Le régent de Nexus le voulait en vie, pour se livrer à un procès public, afin de montrer ce qui attendait ceux qui, faisant fi des décrets royaux, copulaient avec l’ennemi. Quand il avait été prouvé qu’Hiro Atayoshi vendait des esclaves aux Ashnardiens, l’opinion publique s’était indignée, et l’homme avait du s’enfuir pour éviter un procès. Il avait été reconnu coupable par contumace, les faits étant accablants, et une prime très généreuse avait été mise pour celui qui le capturerait. La Congrégation avait donc décidé de le traquer. Hiro était un esclavagiste, et, par principe, chaque fois que l’occasion se présentait d’en neutraliser un, l’occasion devait être saisie. De plus, Hiro Atayoshi descendait d’une puissante famille, un solide clan. Sa capture serait une excellente chose. Les Saintes avaient appris qu’il s’était réfugié dans les Badlands, leur champ d’activités, où elles avaient des informateurs un peu partout. Brièvement, elle envisagea de remettre de la musique, mais préféra plutôt se concentrer, afin d’offrir un soutien. Elle s’était entraînée pour tirer de cette distance, mais ses tirs risquaient d’être imprécis. Elle allait notamment devoir tenir compte de l’effet Coriolis, cette force physique qui amenait les tirs à suivre un axe droit en forme de courbe.

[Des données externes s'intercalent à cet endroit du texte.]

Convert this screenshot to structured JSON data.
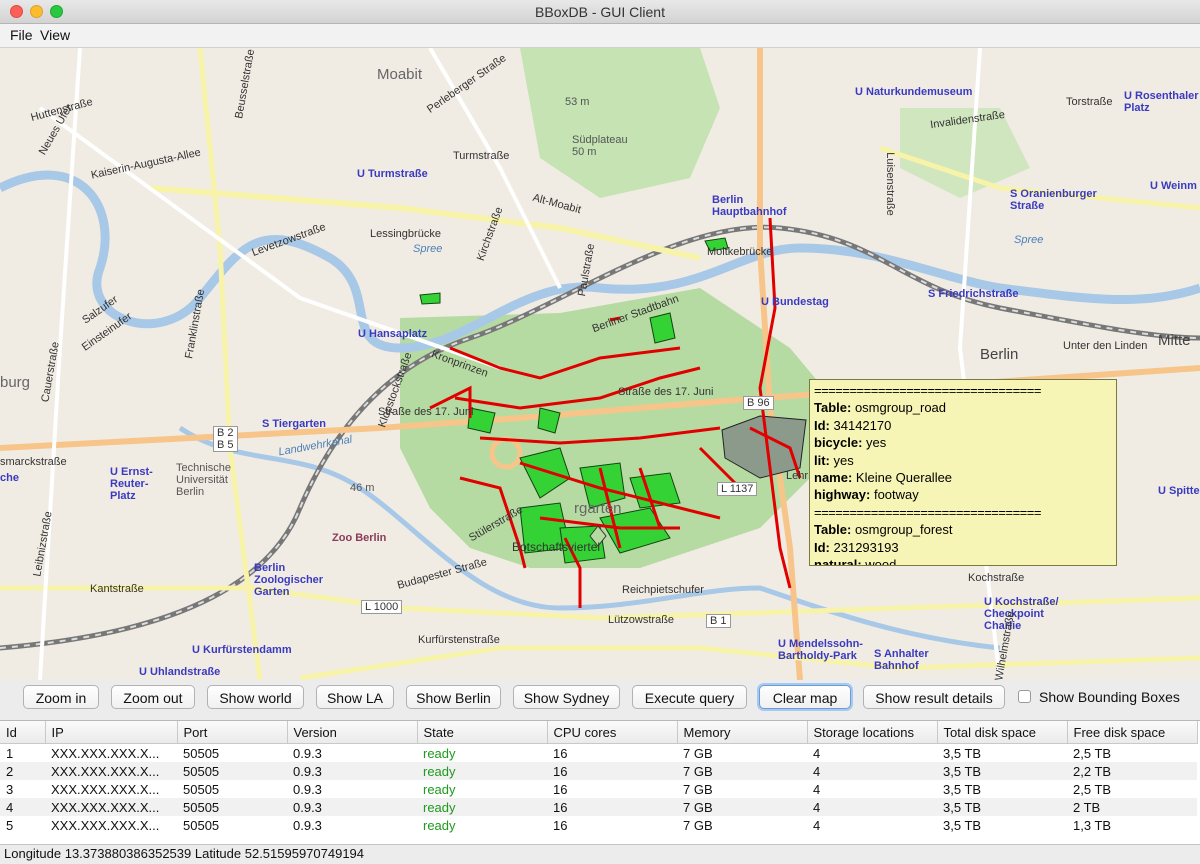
{
  "window": {
    "title": "BBoxDB - GUI Client"
  },
  "menu": {
    "file": "File",
    "view": "View"
  },
  "map": {
    "labels": {
      "moabit": "Moabit",
      "naturkunde": "U Naturkundemuseum",
      "rosenthaler": "U Rosenthaler Platz",
      "turmstrasse": "U Turmstraße",
      "hauptbahnhof": "Berlin Hauptbahnhof",
      "oranienburger": "S Oranienburger Straße",
      "weinm": "U Weinm",
      "lessingbruecke": "Lessingbrücke",
      "spree1": "Spree",
      "spree2": "Spree",
      "moltkebruecke": "Moltkebrücke",
      "bundestag": "U Bundestag",
      "friedrichstrasse": "S Friedrichstraße",
      "hansaplatz": "U Hansaplatz",
      "berlin": "Berlin",
      "unterdenlinden": "Unter den Linden",
      "mitte": "Mitte",
      "burg": "burg",
      "tiergarten_s": "S Tiergarten",
      "strasse17juni_1": "Straße des 17. Juni",
      "strasse17juni_2": "Straße des 17. Juni",
      "b96": "B 96",
      "b2b5": "B 2\nB 5",
      "tu": "Technische Universität Berlin",
      "ernstreuter": "U Ernst-Reuter-Platz",
      "l1137": "L 1137",
      "m46": "46 m",
      "tiergarten_dist": "rgarten",
      "zooberlin": "Zoo Berlin",
      "botschafts": "Botschaftsviertel",
      "zoologischer": "Berlin Zoologischer Garten",
      "l1000": "L 1000",
      "kochstrasse": "U Kochstraße/ Checkpoint Charlie",
      "mendelssohn": "U Mendelssohn-Bartholdy-Park",
      "anhalter": "S Anhalter Bahnhof",
      "kurfuerstendamm": "U Kurfürstendamm",
      "uhlandstrasse": "U Uhlandstraße",
      "b1": "B 1",
      "suedplateau": "Südplateau 50 m",
      "m53": "53 m",
      "spitte": "U Spitte",
      "che": "che",
      "kantstrasse": "Kantstraße",
      "budapester": "Budapester Straße",
      "reichpietsch": "Reichpietschufer",
      "luetzow": "Lützowstraße",
      "kurfuerstenstr": "Kurfürstenstraße",
      "kochstrasse_street": "Kochstraße",
      "alt_moabit": "Alt-Moabit",
      "turmstrasse_street": "Turmstraße",
      "kaiserin": "Kaiserin-Augusta-Allee",
      "huttenstrasse": "Huttenstraße",
      "invalidenstr": "Invalidenstraße",
      "torstrasse": "Torstraße",
      "luisenstrasse": "Luisenstraße",
      "levetzowstrasse": "Levetzowstraße",
      "paulstrasse": "Paulstraße",
      "kirchstrasse": "Kirchstraße",
      "franklinstrasse": "Franklinstraße",
      "salzufer": "Salzufer",
      "einsteinufer": "Einsteinufer",
      "landwehrkanal": "Landwehrkanal",
      "smarckstrasse": "smarckstraße",
      "leibnizstrasse": "Leibnizstraße",
      "wilhelmstrasse": "Wilhelmstraße",
      "stuelerstrasse": "Stülerstraße",
      "lehr": "Lehr",
      "beusselstrasse": "Beusselstraße",
      "perleberger": "Perleberger Straße",
      "berliner_stadtbahn": "Berliner Stadtbahn",
      "klopstockstrasse": "Klopstockstraße",
      "kronprinzen": "Kronprinzen",
      "neues_ufer": "Neues Ufer",
      "cauerstrasse": "Cauerstraße"
    },
    "tooltip": {
      "separator": "================================",
      "entries": [
        {
          "table_label": "Table:",
          "table": "osmgroup_road",
          "id_label": "Id:",
          "id": "34142170",
          "fields": [
            {
              "key": "bicycle:",
              "value": "yes"
            },
            {
              "key": "lit:",
              "value": "yes"
            },
            {
              "key": "name:",
              "value": "Kleine Querallee"
            },
            {
              "key": "highway:",
              "value": "footway"
            }
          ]
        },
        {
          "table_label": "Table:",
          "table": "osmgroup_forest",
          "id_label": "Id:",
          "id": "231293193",
          "fields": [
            {
              "key": "natural:",
              "value": "wood"
            }
          ]
        }
      ]
    }
  },
  "toolbar": {
    "zoom_in": "Zoom in",
    "zoom_out": "Zoom out",
    "show_world": "Show world",
    "show_la": "Show LA",
    "show_berlin": "Show Berlin",
    "show_sydney": "Show Sydney",
    "execute_query": "Execute query",
    "clear_map": "Clear map",
    "show_result_details": "Show result details",
    "show_bounding_boxes": "Show Bounding Boxes"
  },
  "table": {
    "columns": [
      "Id",
      "IP",
      "Port",
      "Version",
      "State",
      "CPU cores",
      "Memory",
      "Storage locations",
      "Total disk space",
      "Free disk space"
    ],
    "rows": [
      [
        "1",
        "XXX.XXX.XXX.X...",
        "50505",
        "0.9.3",
        "ready",
        "16",
        "7 GB",
        "4",
        "3,5 TB",
        "2,5 TB"
      ],
      [
        "2",
        "XXX.XXX.XXX.X...",
        "50505",
        "0.9.3",
        "ready",
        "16",
        "7 GB",
        "4",
        "3,5 TB",
        "2,2 TB"
      ],
      [
        "3",
        "XXX.XXX.XXX.X...",
        "50505",
        "0.9.3",
        "ready",
        "16",
        "7 GB",
        "4",
        "3,5 TB",
        "2,5 TB"
      ],
      [
        "4",
        "XXX.XXX.XXX.X...",
        "50505",
        "0.9.3",
        "ready",
        "16",
        "7 GB",
        "4",
        "3,5 TB",
        "2 TB"
      ],
      [
        "5",
        "XXX.XXX.XXX.X...",
        "50505",
        "0.9.3",
        "ready",
        "16",
        "7 GB",
        "4",
        "3,5 TB",
        "1,3 TB"
      ]
    ]
  },
  "status": {
    "text": "Longitude 13.373880386352539 Latitude 52.51595970749194"
  },
  "colors": {
    "accent": "#6a9cd8",
    "ready": "#1e9a1e",
    "tooltip_bg": "#f7f5b5",
    "query_road": "#e00000",
    "query_forest": "#33cc33"
  }
}
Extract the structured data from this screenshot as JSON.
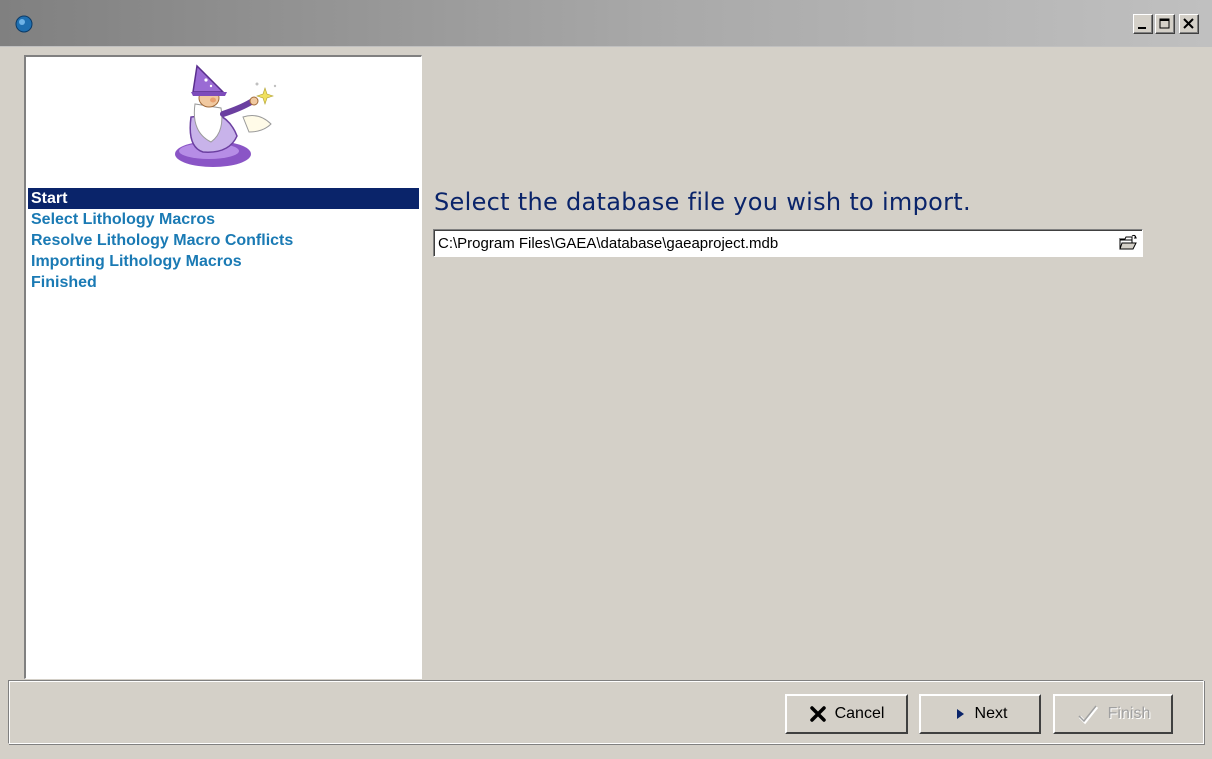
{
  "window": {
    "title": "",
    "controls": {
      "minimize_icon": "minimize-icon",
      "maximize_icon": "maximize-icon",
      "close_icon": "close-icon"
    }
  },
  "sidebar": {
    "illustration": "wizard-icon",
    "steps": [
      {
        "label": "Start",
        "active": true
      },
      {
        "label": "Select Lithology Macros",
        "active": false
      },
      {
        "label": "Resolve Lithology Macro Conflicts",
        "active": false
      },
      {
        "label": "Importing Lithology Macros",
        "active": false
      },
      {
        "label": "Finished",
        "active": false
      }
    ]
  },
  "main": {
    "heading": "Select the database file you wish to import.",
    "file_path": "C:\\Program Files\\GAEA\\database\\gaeaproject.mdb",
    "browse_icon": "folder-open-icon"
  },
  "footer": {
    "cancel_label": "Cancel",
    "next_label": "Next",
    "finish_label": "Finish",
    "finish_enabled": false
  },
  "colors": {
    "selection": "#0a246a",
    "step_text": "#1a7ab4",
    "heading": "#0a246a",
    "face": "#d4d0c8"
  }
}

Son chargeur était prêt, et elle respirait lentement, l’œil dans le viseur, attendant que ses comparses débarquent. Elles auraient pu opter pour la discrétion, mais ce ne fut pas l’option choisie. Deux vans noirs s’approchaient rapidement, fonçant le long du désert, avec des barbelés et des protections sur les vitres, des plaques de blindage. En les voyant s’approcher, Vanessa se mit en position, et tira, atteignant une sentinelle se trouvant sur un toit. Son fusil était équipé d’un silencieux, et la balle toucha la gorge de l’homme, qui poussa un cri en s’écroulant sur le sol. Le chargeur étant automatique, elle n’eut pas à recharger, et déplaça son viseur, faisant feu à travers une fenêtre. Elle vit une flaque rouge contre le mur opposé, alors que les vans s’arrêtaient devant la ville. Les battants s’ouvrirent, livrant passage à une série de femmes vêtues de noir et de latex, ainsi que de solides armes automatiques. Le premier tir qui vint partit de Lasandra. Un tir de lance-roquettes, qui fila vers une maison, provoquant une superbe explosion.
Ensuite, les Saintes chargèrent. In the shadow of the valley.